Per altro verso, deve rilevarsi che, a seguito della riformulazione dell’art. 360 c.p.c., comma 1, n. 5, può costituire oggetto di ricorso per cassazione solamente la censura volta a denunciare l’omesso esame, da parte del giudice di merito, di fatti primari o secondari costitutivi, modificativi o estintivi di rapporti giuridici. L’eccezione di giudicato non rientra in tale nozione, poichè la definitività di un accertamento giudiziale non costituisce, in sè, una prova fattuale nè diretta, nè indiretta. Sicchè, per dedurre l’esistenza di un giudicato non rilevato dai giudici di merito, la cooperativa avrebbe dovuto formulare una censura di tutt’altra specie.
In conclusione, il ricorso è infondato deve essere rigettato.

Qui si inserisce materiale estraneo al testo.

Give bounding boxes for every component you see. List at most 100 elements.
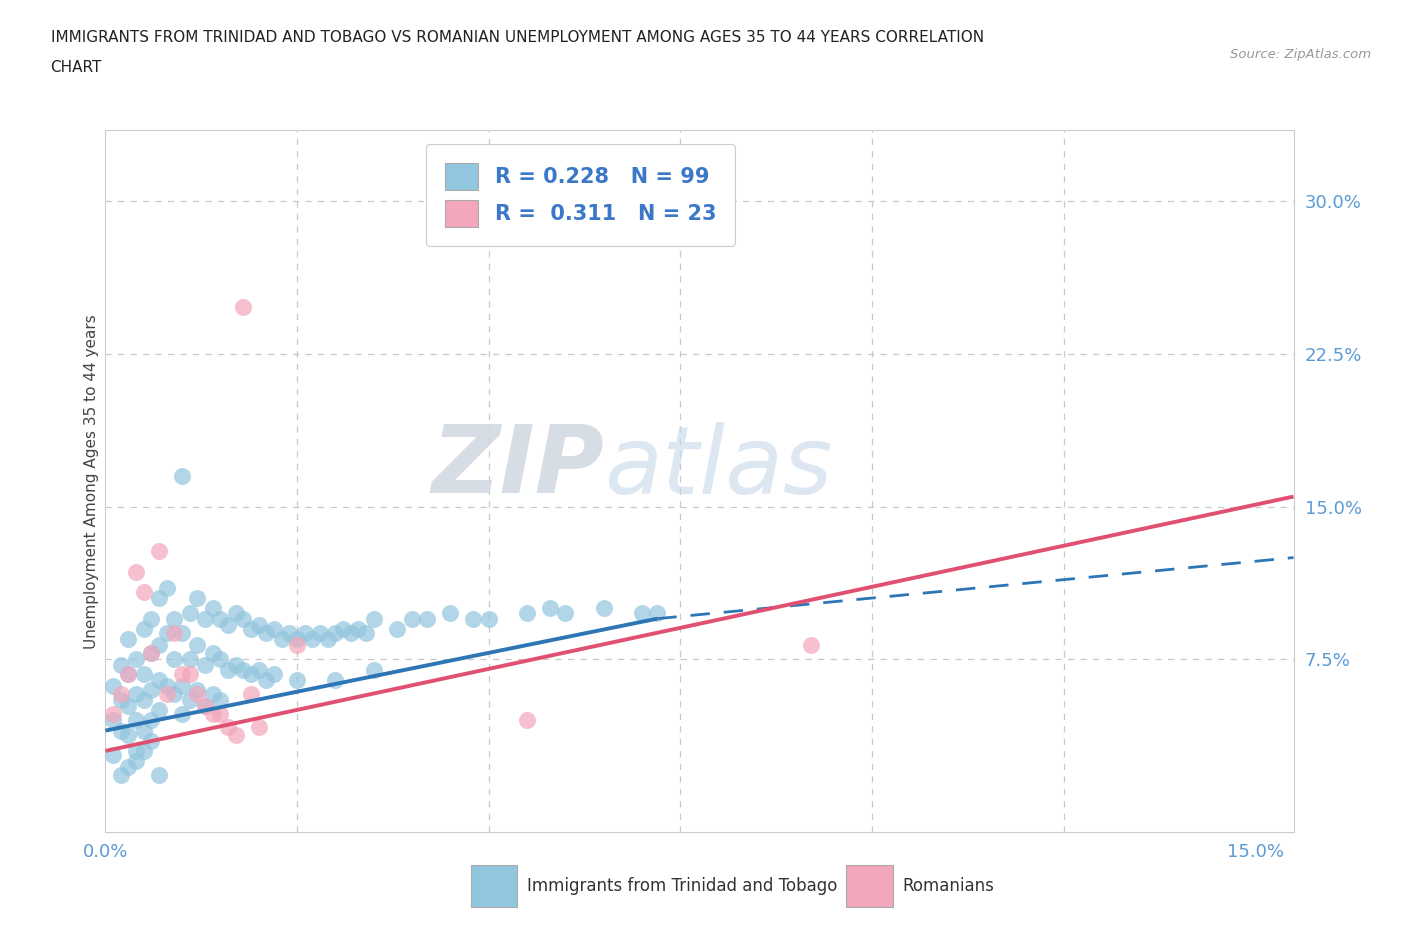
Point [148, 638, 170, 653]
Point [156, 678, 179, 693]
Point [101, 707, 124, 722]
Point [225, 605, 247, 620]
Point [209, 707, 232, 722]
Point [148, 672, 170, 687]
Point [363, 611, 385, 626]
Point [141, 683, 163, 698]
Point [285, 672, 308, 687]
Point [240, 686, 263, 701]
Point [156, 626, 179, 641]
Point [172, 707, 194, 722]
Point [179, 666, 201, 681]
Point [132, 621, 155, 636]
Point [254, 672, 277, 687]
Point [347, 621, 370, 636]
Point [254, 626, 277, 641]
Point [385, 621, 408, 636]
Point [463, 611, 485, 626]
Point [516, 605, 538, 620]
Point [240, 666, 263, 681]
Point [647, 605, 669, 620]
Point [332, 621, 354, 636]
Point [179, 605, 201, 620]
Point [172, 626, 194, 641]
Point [172, 469, 194, 484]
Point [148, 703, 170, 718]
Point [194, 611, 217, 626]
FancyBboxPatch shape [471, 865, 517, 907]
Point [194, 698, 217, 713]
Point [354, 626, 377, 641]
Point [309, 626, 332, 641]
Point [201, 686, 224, 701]
Point [209, 693, 232, 708]
Point [363, 662, 385, 677]
Point [592, 601, 614, 616]
Point [125, 743, 148, 758]
Legend: R = 0.228   N = 99, R =  0.311   N = 23: R = 0.228 N = 99, R = 0.311 N = 23 [426, 144, 735, 246]
Point [247, 662, 270, 677]
Point [117, 698, 139, 713]
Point [339, 626, 361, 641]
Point [141, 645, 163, 660]
Point [301, 631, 323, 646]
Point [294, 626, 316, 641]
Point [163, 652, 186, 667]
Point [232, 611, 254, 626]
FancyBboxPatch shape [846, 865, 893, 907]
Point [278, 626, 301, 641]
Point [225, 727, 247, 742]
Point [247, 719, 270, 734]
Point [225, 658, 247, 673]
Point [247, 618, 270, 632]
Point [148, 768, 170, 783]
Point [117, 727, 139, 742]
Point [439, 605, 461, 620]
Point [163, 686, 186, 701]
Point [110, 686, 132, 701]
Point [201, 601, 224, 616]
Point [163, 611, 186, 626]
Point [125, 686, 148, 701]
Point [148, 544, 170, 559]
Text: CHART: CHART [51, 60, 103, 75]
Point [209, 652, 232, 667]
Point [325, 626, 347, 641]
Point [554, 605, 576, 620]
Point [110, 658, 132, 673]
Point [141, 713, 163, 728]
Point [110, 768, 132, 783]
Point [125, 753, 148, 768]
Point [117, 666, 139, 681]
Point [132, 585, 155, 600]
Point [194, 658, 217, 673]
Text: IMMIGRANTS FROM TRINIDAD AND TOBAGO VS ROMANIAN UNEMPLOYMENT AMONG AGES 35 TO 44: IMMIGRANTS FROM TRINIDAD AND TOBAGO VS R… [51, 30, 984, 45]
Point [401, 611, 423, 626]
Point [117, 631, 139, 646]
Point [194, 698, 217, 713]
Point [416, 611, 439, 626]
Point [156, 580, 179, 595]
Point [217, 662, 239, 677]
Point [101, 678, 124, 693]
Point [325, 672, 347, 687]
Point [201, 645, 224, 660]
Point [156, 686, 179, 701]
Point [240, 621, 263, 636]
Text: Immigrants from Trinidad and Tobago: Immigrants from Trinidad and Tobago [527, 877, 838, 895]
Point [478, 611, 501, 626]
Point [125, 713, 148, 728]
Point [101, 713, 124, 728]
Point [117, 760, 139, 775]
Point [631, 605, 654, 620]
Point [201, 707, 224, 722]
Point [172, 678, 194, 693]
Point [141, 734, 163, 749]
Point [186, 686, 208, 701]
Point [179, 652, 201, 667]
Point [186, 638, 208, 653]
Point [172, 666, 194, 681]
Point [538, 601, 561, 616]
Point [125, 652, 148, 667]
Text: Source: ZipAtlas.com: Source: ZipAtlas.com [1230, 48, 1371, 61]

Le spese del giudizio di legittimità vanno poste a carico del ricorrente, ai sensi dell’art. 385 c.p.c., comma 1, nella misura indicata nel dispositivo, da distrarsi in favore del difensore del controricorrente, che ne ha fatto rituale istanza.
Ricorrono altresì i presupposti per l’applicazione del D.P.R. 30 maggio 2002, n. 115, art. 13, comma 1-quater, inserito dalla L. 24 dicembre 2012, n. 228, art. 1, comma 17, sicchè va disposto il versamento, da parte dell’impugnante soccombente, di un ulteriore importo, a titolo di contributo unificato, pari a quello già dovuto per l’impugnazione da le i proposta.
PQM
rigetta il ricorso e condanna la ricorrente al pagamento, in favore del controricorrente, delle spese del giudizio di legittimità, che liquida in Euro 1.800,00 per compensi, oltre alle spese forfettarie nella misura del 15%, agli esborsi liquidati in Euro 200,00 e agli accessori di legge, che distrae in favore del difensore di fiducia.
Ai sensi del D.P.R. n. 115 del 2002, art. 13, comma 1 quater, inserito dalla L. n. 228 del 2012, art. 1, comma 17, dà atto della sussistenza dei presupposti per il versamento, da parte del ricorrente, dell’ulteriore importo a titolo di contributo unificato pari a quello dovuto per il ricorso, a norma dello stesso art. 13, comma 1-bis.
Così deciso in Roma, il 14 marzo 2019.